Memorandum of Understanding and Its Implications

The memorandum of understanding (MOU) signed by President Donald Trump and Iran’s President Masoud Pezeshkian outlines the political, military, and economic consequences of the decision to attack Iran on 28 February. The human cost is already clear. With thousands killed, many of them civilians, in Iran and Lebanon.

The US. And by extension Israel. Have suffered a strategic defeat; the government in Tehran faced its worst nightmare: a joint military operation by the US and Israel aimed at crippling or destroying it. The administration has not just survived; it has been empowered. Its strategy of blocking the Strait of Hormuz—responsible for one-fifth of the world’s oil and gas supply—has forced Trump to agree to a series of concessions that have infuriated and alarmed America’s Iran hawks and the Israeli government.

Concessions and the Path to Negotiation

In return for reopening the Strait, the MOU calls for the US to lift its counter-blockade of Iranian ports, waive sanctions allowing Iran to earn billions from oil exports, and unfreeze billions in assets held abroad. This is before they even begin the hard work of negotiating a nuclear deal. The deal aims to return to the status quo of 27 February,the day before the war began,when the Strait was open and American and Iranian negotiators were discussing a nuclear deal.

The signing of the MOU means negotiators will go back to work, and ships will be able to transit the Strait of Hormuz. Joe Biden’s Secretary of State, Antony Blinken, posted on X that the only ‘achievement’ of the ceasefire is the likely reopening of the Strait of Hormuz, which was open before the war started. He also noted that the US will apparently pay Iran to do so.

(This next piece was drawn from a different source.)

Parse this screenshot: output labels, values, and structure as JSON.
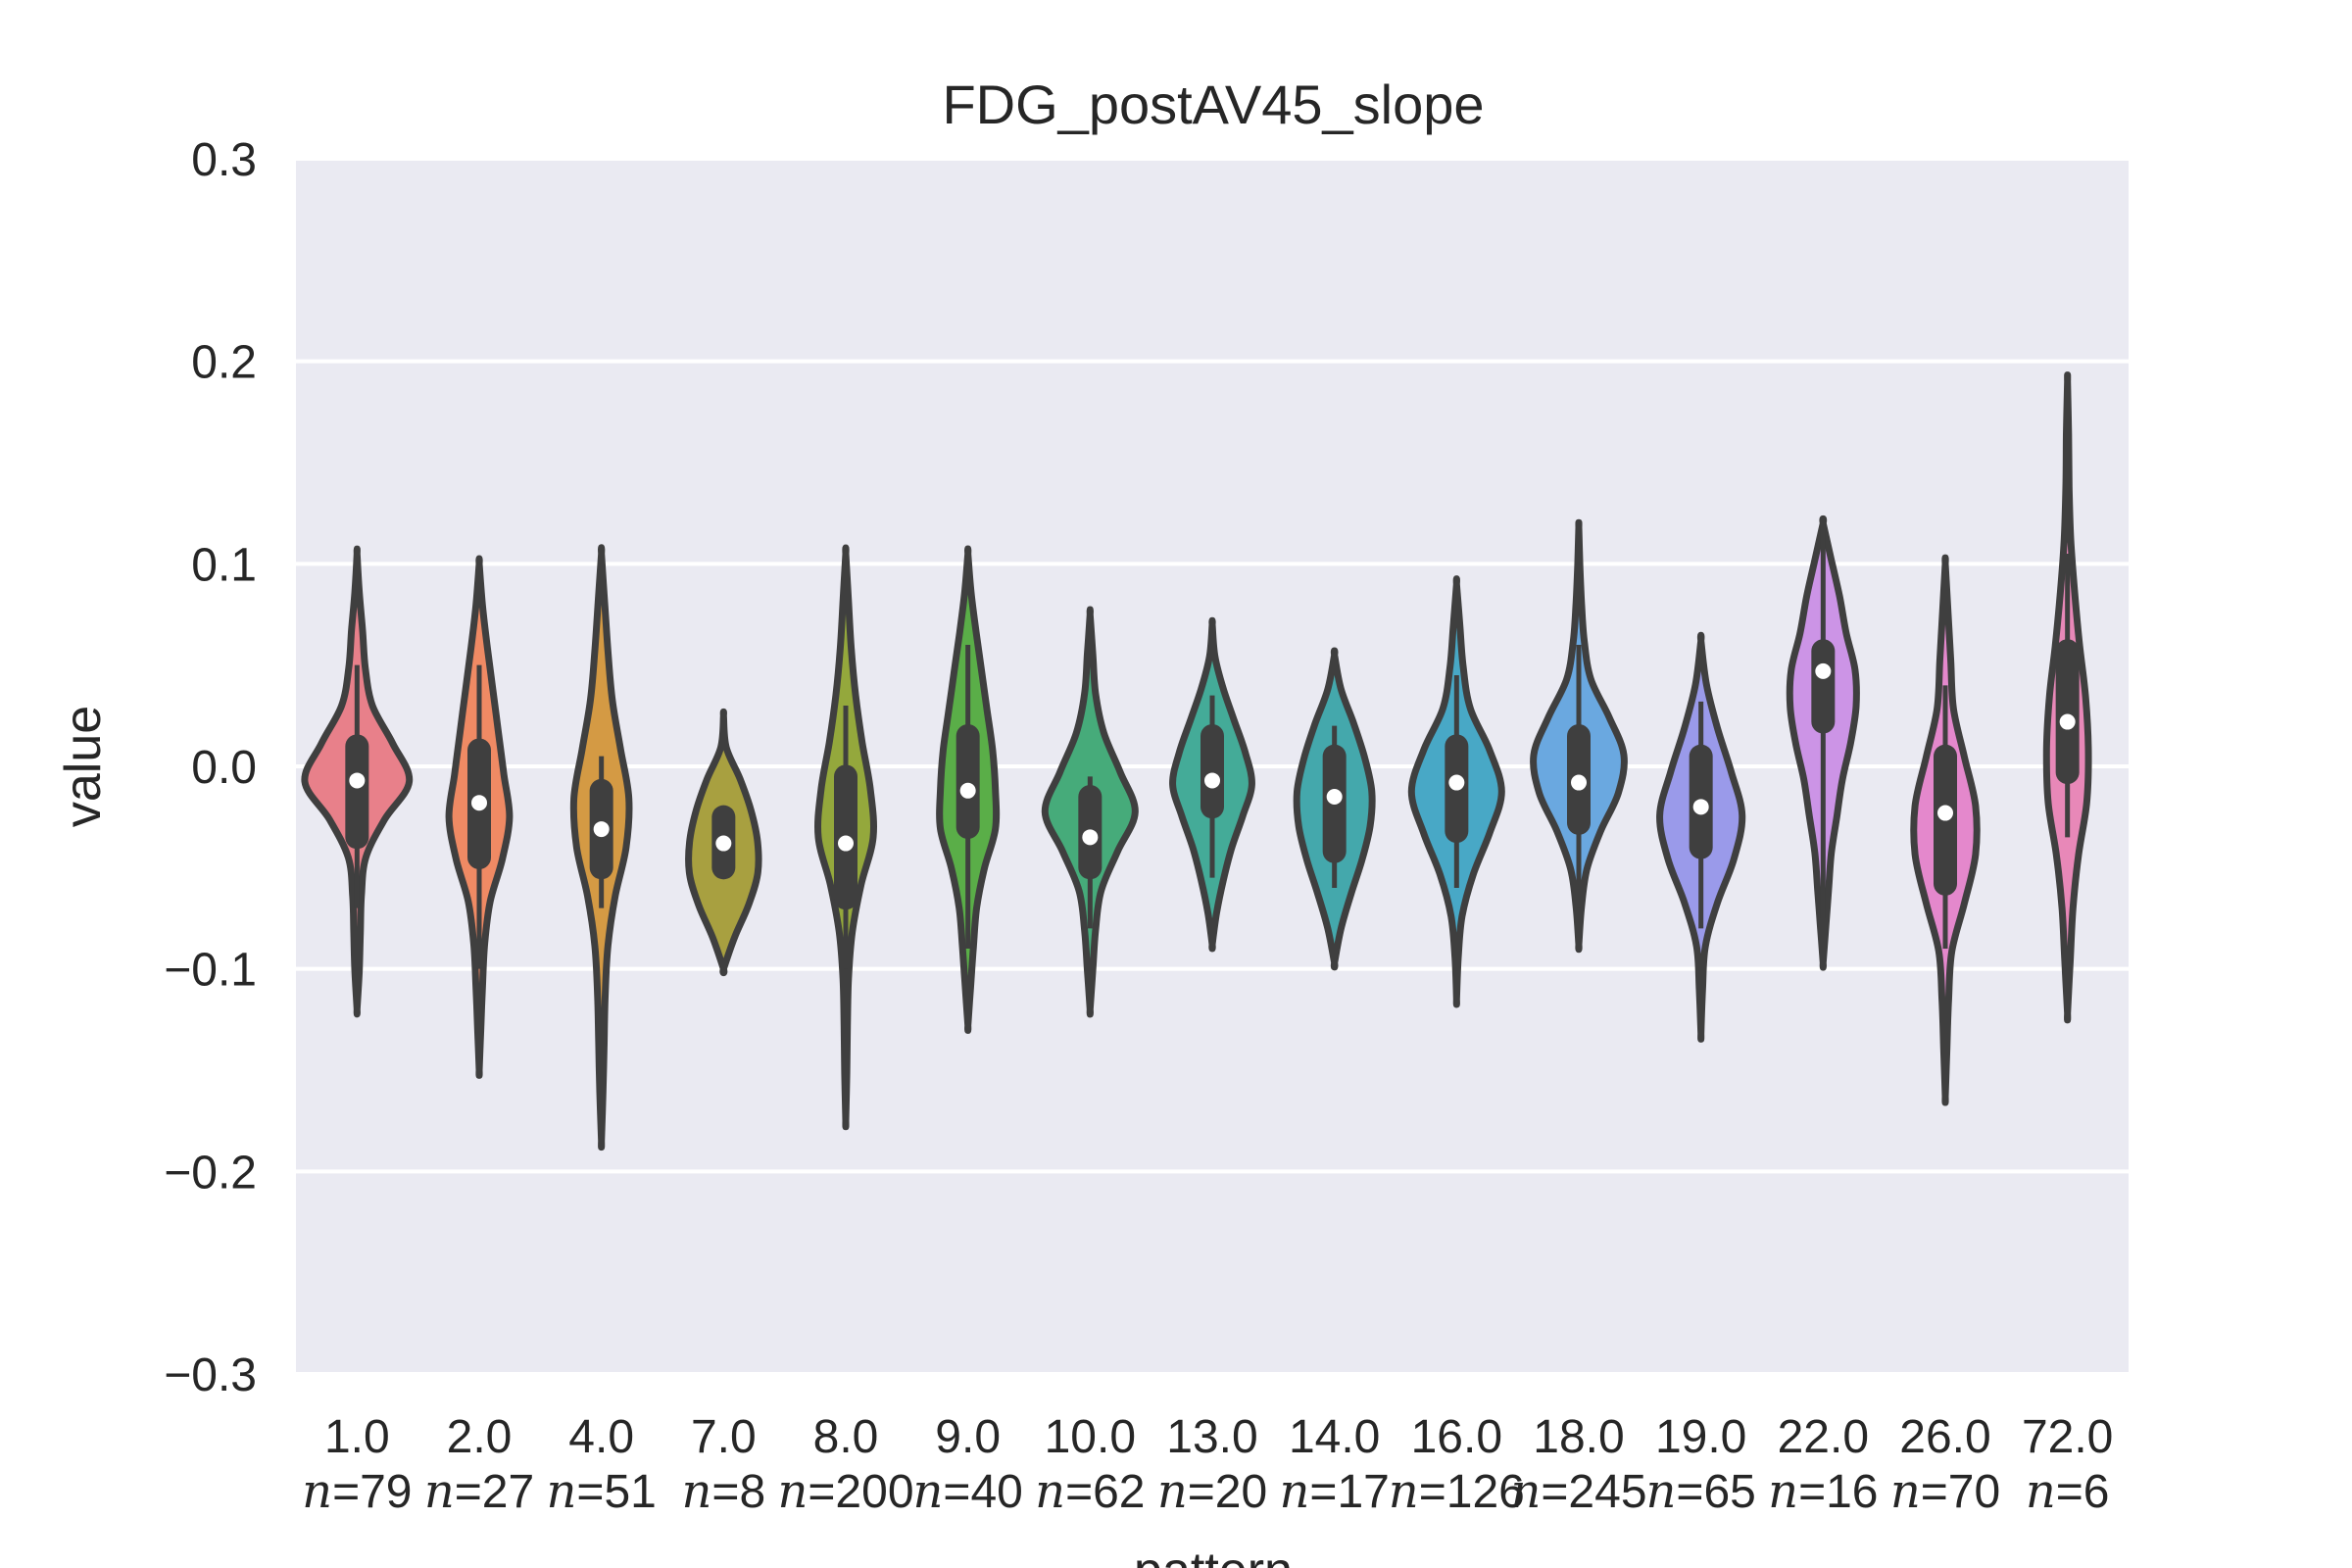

Political Repercussions and the Question of the War

The question of what exactly the war was for is inescapable and will not go away. It amounts to Trump’s worst foreign policy blunder so far. It might also spell the end of Israeli Prime Minister Benjamin Netanyahu’s long political career. He faces elections in October and a reckoning from Israeli voters for his part in security failures,the worst in Israel’s history,that allowed Hamas to invade Israel from Gaza on 7 October 2023.

Netanyahu’s hardline military policies and dismissal of diplomacy were designed at least in part to restore his reputation as Israel’s Mr. Security. Tehran was always aware of the potential power of closing the Strait of Hormuz. So was the US military, its diplomats, and spies. However, former Supreme Leader of Iran, Ali Khamanei, a cautious, elderly man, chose not to take the risk of using the Strait as a weapon.

After Israel killed Khamanei and his closest advisers in the first bombing sorties of the war, his successors believed they were in an existential struggle and did not hesitate to close the Strait. They have discovered the power of controlling a global economic chokehold. It is a far more usable weapon, and much cheaper, than the network of allies and proxies Iran spent decades and billions building in the Middle East.

Except for the Assad administration in Syria, which collapsed at the end of 2024, Iran’s so-called axis of resistance survives, just about. However, it has been so damaged by Israel that whether it can ‘resist’ is a moot point. Iran has also poured money into a nuclear programme it continues to deny was aimed at building a weapon but undoubtedly gave Tehran an option and a threat. This provoked a war that, despite the administration’s survival, has done huge damage to Iran.

Closing the Strait, in contrast, was easy and had a rapid and devastating impact, spreading the pain to the Arab oil states and much of the rest of the world. The power of the US and Israeli air forces scored a series of tactical victories, but they were not enough to avoid a strategic defeat. That was because the US-Israel strategy of administration change was based on a series of lazy and misplaced assumptions.